Elle accéléra, espérant pouvoir sortir indemne de cet endroit maudit. Mais une main attrapa son bras, la forçant à stopper sa course.
- Pansy, tu peux m'expliquer.
Elle se retourna pour lui faire face et vit tout de suite ses sourcils froncés, signe de sa vive inquiétude. Ses yeux charbonneux la scrutaient, attendant une réponse de sa part. Mais elle ne put lui en fournir une. Les sanglots qu'elle avait jusque-là réussi à contenir éclatèrent avec fracas. Il l'attira contre lui et caressa tendrement ses cheveux dénoués.
- Pansy, murmura-t-il dans son cou, je sais que tu as une bonne raison d'avoir fait ce que tu fais mais je ne comprends pas.
Il embrassa sa chevelure et ajouta :
- Explique-moi.
Ses sanglots redoublèrent. Elle ne s'en sentait pas capable. Les gens autour d'eux commençaient à parler tous en même temps, comme se réveillant d'un songe collectif. « Elle est enceinte de lui, c'est certain ! », « Tu crois ? C'est vrai que je ne l'ai jamais vu aussi peu soignée. », « Tu savais que les Weasley avaient investi presque toute leur fortune dans cette réception ? Quel gâchis ! », « Moi, je ne suis venue que pour Théodore, un garçon charmant, vraiment, pas comme l'autre ».
Le choc passé, ils n'en finissaient plus de jaser, malgré le regard sévère que leur lançait Ron, demeuré au bout de l'allée.

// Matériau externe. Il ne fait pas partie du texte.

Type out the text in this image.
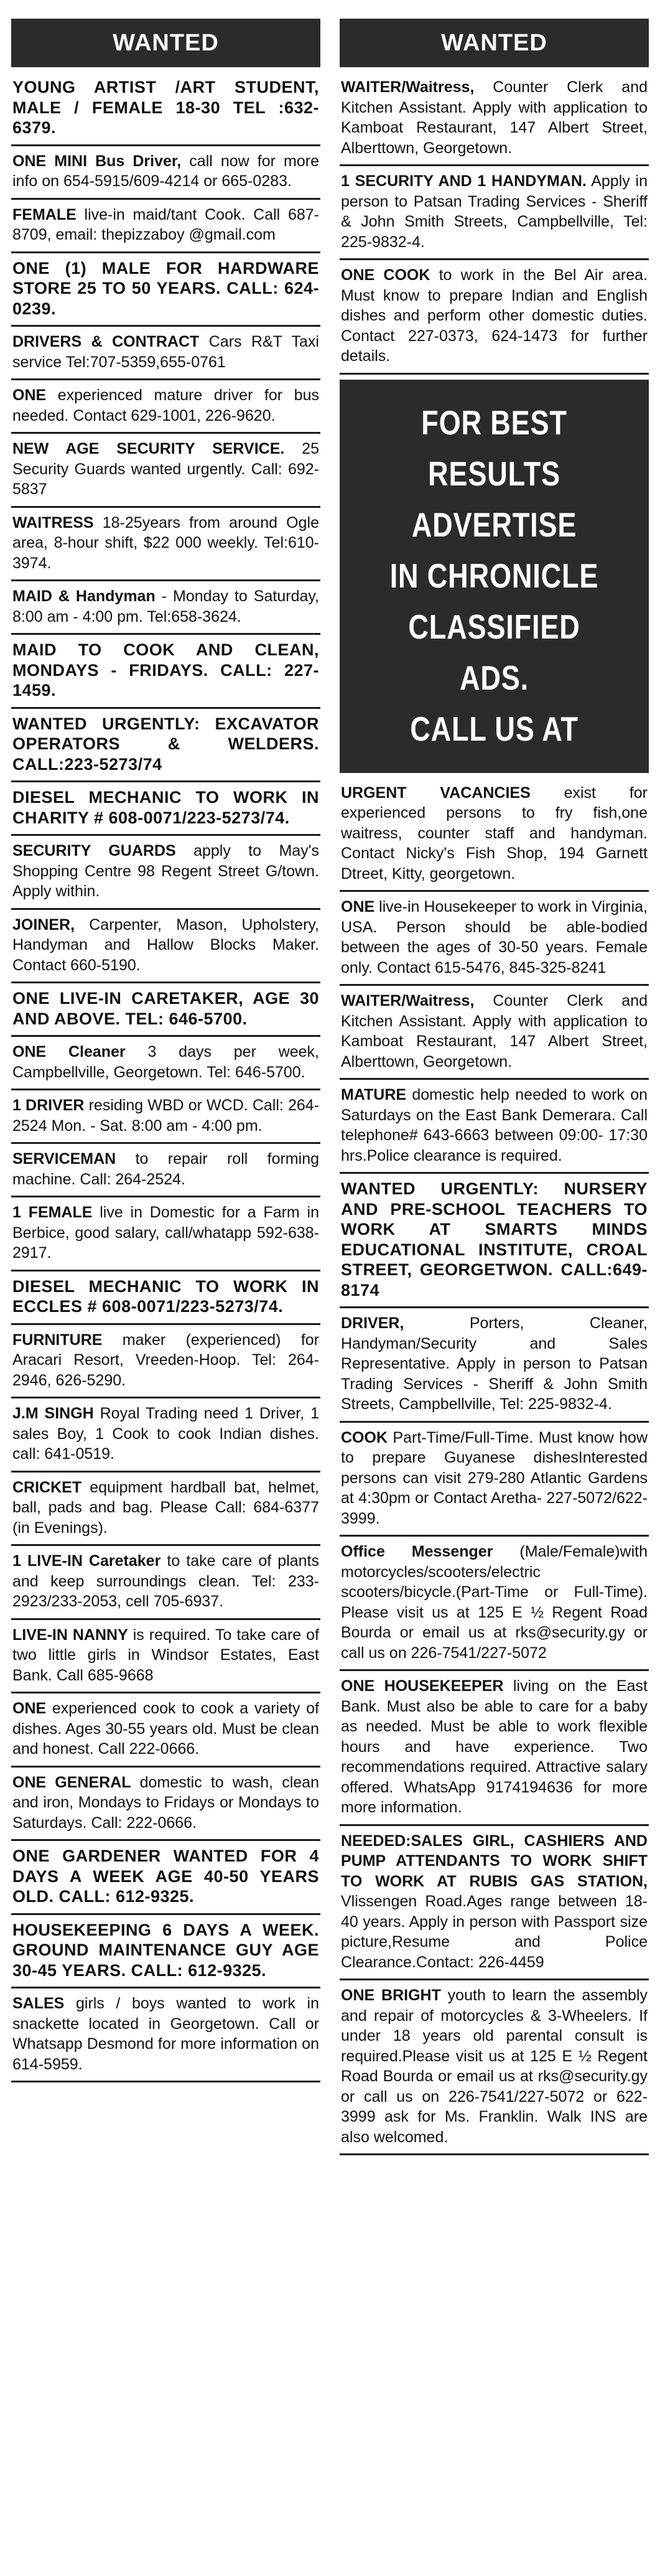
WANTED
YOUNG ARTIST /ART STUDENT, MALE / FEMALE 18-30 TEL :632-6379.
ONE MINI Bus Driver, call now for more info on 654-5915/609-4214 or 665-0283.
FEMALE live-in maid/tant Cook. Call 687-8709, email: thepizzaboy @gmail.com
ONE (1) MALE FOR HARDWARE STORE 25 TO 50 YEARS. CALL: 624-0239.
DRIVERS & CONTRACT Cars R&T Taxi service Tel:707-5359,655-0761
ONE experienced mature driver for bus needed. Contact 629-1001, 226-9620.
NEW AGE SECURITY SERVICE. 25 Security Guards wanted urgently. Call: 692-5837
WAITRESS 18-25years from around Ogle area, 8-hour shift, $22 000 weekly. Tel:610-3974.
MAID & Handyman - Monday to Saturday, 8:00 am - 4:00 pm. Tel:658-3624.
MAID TO COOK AND CLEAN, MONDAYS - FRIDAYS. CALL: 227-1459.
WANTED URGENTLY: EXCAVATOR OPERATORS & WELDERS. CALL:223-5273/74
DIESEL MECHANIC TO WORK IN CHARITY # 608-0071/223-5273/74.
SECURITY GUARDS apply to May's Shopping Centre 98 Regent Street G/town. Apply within.
JOINER, Carpenter, Mason, Upholstery, Handyman and Hallow Blocks Maker. Contact 660-5190.
ONE LIVE-IN CARETAKER, AGE 30 AND ABOVE. TEL: 646-5700.
ONE Cleaner 3 days per week, Campbellville, Georgetown. Tel: 646-5700.
1 DRIVER residing WBD or WCD. Call: 264-2524 Mon. - Sat. 8:00 am - 4:00 pm.
SERVICEMAN to repair roll forming machine. Call: 264-2524.
1 FEMALE live in Domestic for a Farm in Berbice, good salary, call/whatapp 592-638-2917.
DIESEL MECHANIC TO WORK IN ECCLES # 608-0071/223-5273/74.
FURNITURE maker (experienced) for Aracari Resort, Vreeden-Hoop. Tel: 264-2946, 626-5290.
J.M SINGH Royal Trading need 1 Driver, 1 sales Boy, 1 Cook to cook Indian dishes. call: 641-0519.
CRICKET equipment hardball bat, helmet, ball, pads and bag. Please Call: 684-6377 (in Evenings).
1 LIVE-IN Caretaker to take care of plants and keep surroundings clean. Tel: 233-2923/233-2053, cell 705-6937.
LIVE-IN NANNY is required. To take care of two little girls in Windsor Estates, East Bank. Call 685-9668
ONE experienced cook to cook a variety of dishes. Ages 30-55 years old. Must be clean and honest. Call 222-0666.
ONE GENERAL domestic to wash, clean and iron, Mondays to Fridays or Mondays to Saturdays. Call: 222-0666.
ONE GARDENER WANTED FOR 4 DAYS A WEEK AGE 40-50 YEARS OLD. CALL: 612-9325.
HOUSEKEEPING 6 DAYS A WEEK. GROUND MAINTENANCE GUY AGE 30-45 YEARS. CALL: 612-9325.
SALES girls / boys wanted to work in snackette located in Georgetown. Call or Whatsapp Desmond for more information on 614-5959.
WANTED
WAITER/Waitress, Counter Clerk and Kitchen Assistant. Apply with application to Kamboat Restaurant, 147 Albert Street, Alberttown, Georgetown.
1 SECURITY AND 1 HANDYMAN. Apply in person to Patsan Trading Services - Sheriff & John Smith Streets, Campbellville, Tel: 225-9832-4.
ONE COOK to work in the Bel Air area. Must know to prepare Indian and English dishes and perform other domestic duties. Contact 227-0373, 624-1473 for further details.
FOR BEST RESULTS
ADVERTISE
IN CHRONICLE
CLASSIFIED ADS.
CALL US AT
URGENT VACANCIES exist for experienced persons to fry fish,one waitress, counter staff and handyman. Contact Nicky's Fish Shop, 194 Garnett Dtreet, Kitty, georgetown.
ONE live-in Housekeeper to work in Virginia, USA. Person should be able-bodied between the ages of 30-50 years. Female only. Contact 615-5476, 845-325-8241
WAITER/Waitress, Counter Clerk and Kitchen Assistant. Apply with application to Kamboat Restaurant, 147 Albert Street, Alberttown, Georgetown.
MATURE domestic help needed to work on Saturdays on the East Bank Demerara. Call telephone# 643-6663 between 09:00- 17:30 hrs.Police clearance is required.
WANTED URGENTLY: NURSERY AND PRE-SCHOOL TEACHERS TO WORK AT SMARTS MINDS EDUCATIONAL INSTITUTE, CROAL STREET, GEORGETWON. CALL:649-8174
DRIVER, Porters, Cleaner, Handyman/Security and Sales Representative. Apply in person to Patsan Trading Services - Sheriff & John Smith Streets, Campbellville, Tel: 225-9832-4.
COOK Part-Time/Full-Time. Must know how to prepare Guyanese dishesInterested persons can visit 279-280 Atlantic Gardens at 4:30pm or Contact Aretha- 227-5072/622-3999.
Office Messenger (Male/Female)with motorcycles/scooters/electric scooters/bicycle.(Part-Time or Full-Time). Please visit us at 125 E ½ Regent Road Bourda or email us at rks@security.gy or call us on 226-7541/227-5072
ONE HOUSEKEEPER living on the East Bank. Must also be able to care for a baby as needed. Must be able to work flexible hours and have experience. Two recommendations required. Attractive salary offered. WhatsApp 9174194636 for more more information.
NEEDED:SALES GIRL, CASHIERS AND PUMP ATTENDANTS TO WORK SHIFT TO WORK AT RUBIS GAS STATION, Vlissengen Road.Ages range between 18-40 years. Apply in person with Passport size picture,Resume and Police Clearance.Contact: 226-4459
ONE BRIGHT youth to learn the assembly and repair of motorcycles & 3-Wheelers. If under 18 years old parental consult is required.Please visit us at 125 E ½ Regent Road Bourda or email us at rks@security.gy or call us on 226-7541/227-5072 or 622-3999 ask for Ms. Franklin. Walk INS are also welcomed.
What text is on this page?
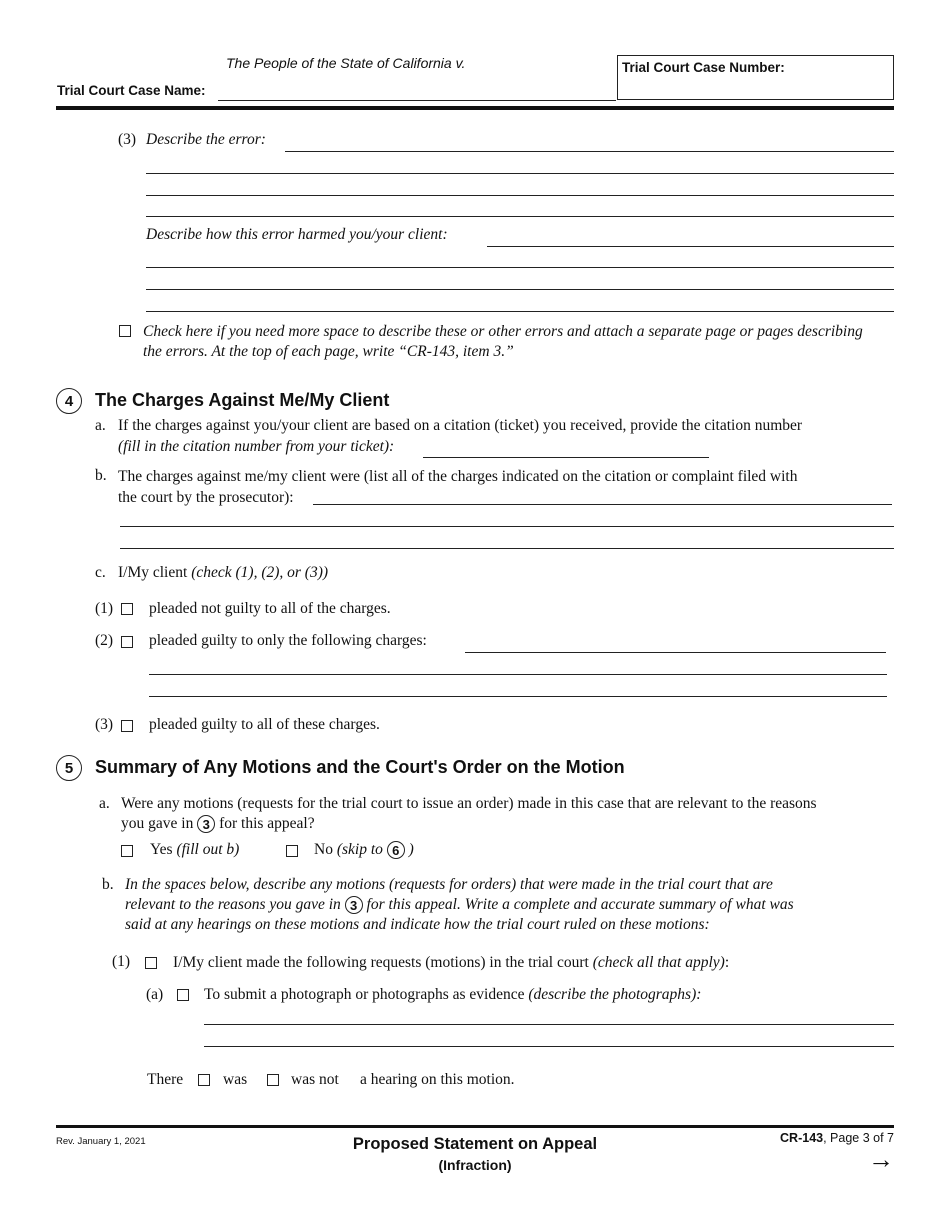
The People of the State of California v.
Trial Court Case Name:
Trial Court Case Number:
(3) Describe the error:
Describe how this error harmed you/your client:
Check here if you need more space to describe these or other errors and attach a separate page or pages describing the errors. At the top of each page, write “CR-143, item 3.”
4	The Charges Against Me/My Client
a. If the charges against you/your client are based on a citation (ticket) you received, provide the citation number
(fill in the citation number from your ticket):
b. The charges against me/my client were (list all of the charges indicated on the citation or complaint filed with
the court by the prosecutor):
c. I/My client (check (1), (2), or (3))
(1) pleaded not guilty to all of the charges.
(2) pleaded guilty to only the following charges:
(3) pleaded guilty to all of these charges.
5	Summary of Any Motions and the Court's Order on the Motion
a. Were any motions (requests for the trial court to issue an order) made in this case that are relevant to the reasons
you gave in 3 for this appeal?
Yes (fill out b)	No (skip to 6 )
b. In the spaces below, describe any motions (requests for orders) that were made in the trial court that are
relevant to the reasons you gave in 3 for this appeal. Write a complete and accurate summary of what was
said at any hearings on these motions and indicate how the trial court ruled on these motions:
(1)	I/My client made the following requests (motions) in the trial court (check all that apply):
(a)	To submit a photograph or photographs as evidence (describe the photographs):
There	was	was not a hearing on this motion.
Rev. January 1, 2021	Proposed Statement on Appeal
(Infraction)
CR-143, Page 3 of 7
→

- Pansy, dit-il fermement, j'espère que tu as une bonne explication parce qu'il va falloir la donner à tout le monde.
Elle posa ses mains sur son torse et, d'une légère pulsion, repoussa Théodore. Puis, essuyant rapidement ses larmes, elle se tourna vers Ron. Il était blême.
- Je suis désolée, je suis juste, émue…
- Emue ? Tu viens d'interrompre mon mariage je te signale. Tu as intérêt d'avoir une sacrée bonne explication. Meilleure que celle-ci en tout cas.

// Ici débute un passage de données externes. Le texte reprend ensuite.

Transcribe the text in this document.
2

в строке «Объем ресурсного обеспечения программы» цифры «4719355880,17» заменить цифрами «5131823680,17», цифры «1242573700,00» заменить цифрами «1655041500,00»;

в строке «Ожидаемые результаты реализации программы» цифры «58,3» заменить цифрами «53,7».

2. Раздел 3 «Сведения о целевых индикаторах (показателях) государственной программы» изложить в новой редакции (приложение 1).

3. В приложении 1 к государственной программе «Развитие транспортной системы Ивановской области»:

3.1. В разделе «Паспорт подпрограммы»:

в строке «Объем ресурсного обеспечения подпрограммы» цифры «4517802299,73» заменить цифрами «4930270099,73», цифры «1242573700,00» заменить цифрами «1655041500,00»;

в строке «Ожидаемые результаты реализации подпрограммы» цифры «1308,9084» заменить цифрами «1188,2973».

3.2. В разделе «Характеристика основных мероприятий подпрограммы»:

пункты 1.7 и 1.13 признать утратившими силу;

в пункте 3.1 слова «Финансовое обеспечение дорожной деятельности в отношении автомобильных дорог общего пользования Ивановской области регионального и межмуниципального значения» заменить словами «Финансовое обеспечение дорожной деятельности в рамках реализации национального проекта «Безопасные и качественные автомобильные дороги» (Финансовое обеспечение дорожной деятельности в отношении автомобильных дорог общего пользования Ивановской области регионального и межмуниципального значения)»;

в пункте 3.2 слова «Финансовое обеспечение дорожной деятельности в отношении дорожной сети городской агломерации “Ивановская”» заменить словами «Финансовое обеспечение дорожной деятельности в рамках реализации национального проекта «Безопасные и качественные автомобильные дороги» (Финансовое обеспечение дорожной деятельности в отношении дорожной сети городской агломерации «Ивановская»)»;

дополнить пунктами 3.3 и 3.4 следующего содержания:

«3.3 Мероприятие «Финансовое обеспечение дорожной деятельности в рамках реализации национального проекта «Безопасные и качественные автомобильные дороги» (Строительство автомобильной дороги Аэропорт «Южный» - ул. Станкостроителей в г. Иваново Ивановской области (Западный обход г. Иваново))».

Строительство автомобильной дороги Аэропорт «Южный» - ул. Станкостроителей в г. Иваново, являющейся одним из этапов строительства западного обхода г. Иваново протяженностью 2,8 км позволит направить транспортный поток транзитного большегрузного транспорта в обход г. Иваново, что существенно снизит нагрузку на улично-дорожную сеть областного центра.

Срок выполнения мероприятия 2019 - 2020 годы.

Théodore ouvrit la bouche mais Pansy l'arrêta d'un geste. Le silence était revenu dans la salle. Ils étaient suspendus à ses lèvres.
Aujourd'hui, on marie mes deux meilleurs amis. Malgré la guerre, les homophobes, et toutes les barrières qui se sont dressées entre vous, aujourd'hui, vous vous mariez. Alors oui, je suis émue. J'ai longtemps cru que ce jour ne viendrait pas. Je suis désolée Ron mais je n'arrivais plus à retenir mes larmes alors je me suis dit que j'allais sortir, pour ne pas gêner les autres.
Elle s'avança lentement mais avec assurance, et s'arrêta au milieu de l'allée. Personne ne bougeait. La salle était figée. Ses yeux étaient encore rouges d'avoir trop pleuré mais affichaient à présent une résignation tranquille. Ron acquiesça sans un mot. Théodore, arrivé derrière elle, serra tendrement son épaule. Un sourire tendre ornait son visage. Elle lui sourit à son tour, puis se détourna.
- Vous pouvez continuer, ordonna-t-elle au mage. Je vais faire un tour, murmura-t-elle à l'adresse de Théodore en le dépassant.
Et cette fois, sans que personne ne tente de la stopper, elle atteignit la sortie. Dehors, le soleil brillait de toutes ses forces mais elle ne voyait plus la beauté du monde. Elle aurait voulu leur dire la vérité, elle aurait voulu dire à Ron combien elle l'aimait. Elle aurait voulu lui dire que son cœur était allé contre sa raison et qu'il l'avait choisi, lui, en dépit de son homosexualité si fièrement assumée. Elle aurait voulu lui dire comment, après des soirées à pleurer en avalant des litres de crèmes glacées, elle s'était résignée à n'être que son amie, mais à être là, tout de même. Elle aurait voulu lui dire qu'elle, qui s'était cru si longtemps dépourvue de cœur, avait ressenti un intense désespoir lorsqu'il lui avait avoué ses sentiments pour le beau brun, qu'elle avait espéré, inconsciemment, qu'il finirait par l'aimer, avant cet aveu. Mais c'était trop injuste, trop égoïste. Et il aurait fallu lui dire adieu. Et ça, elle n'était pas prête à le faire. Elle n'avait pas pu renoncer à ses sourires, à sa confiance, à ses regards affectueux. Elle n'avait pas pu dire adieu à cette impression d'exister, même si celle-ci disparaissait dès qu'il détournait son regard d'elle.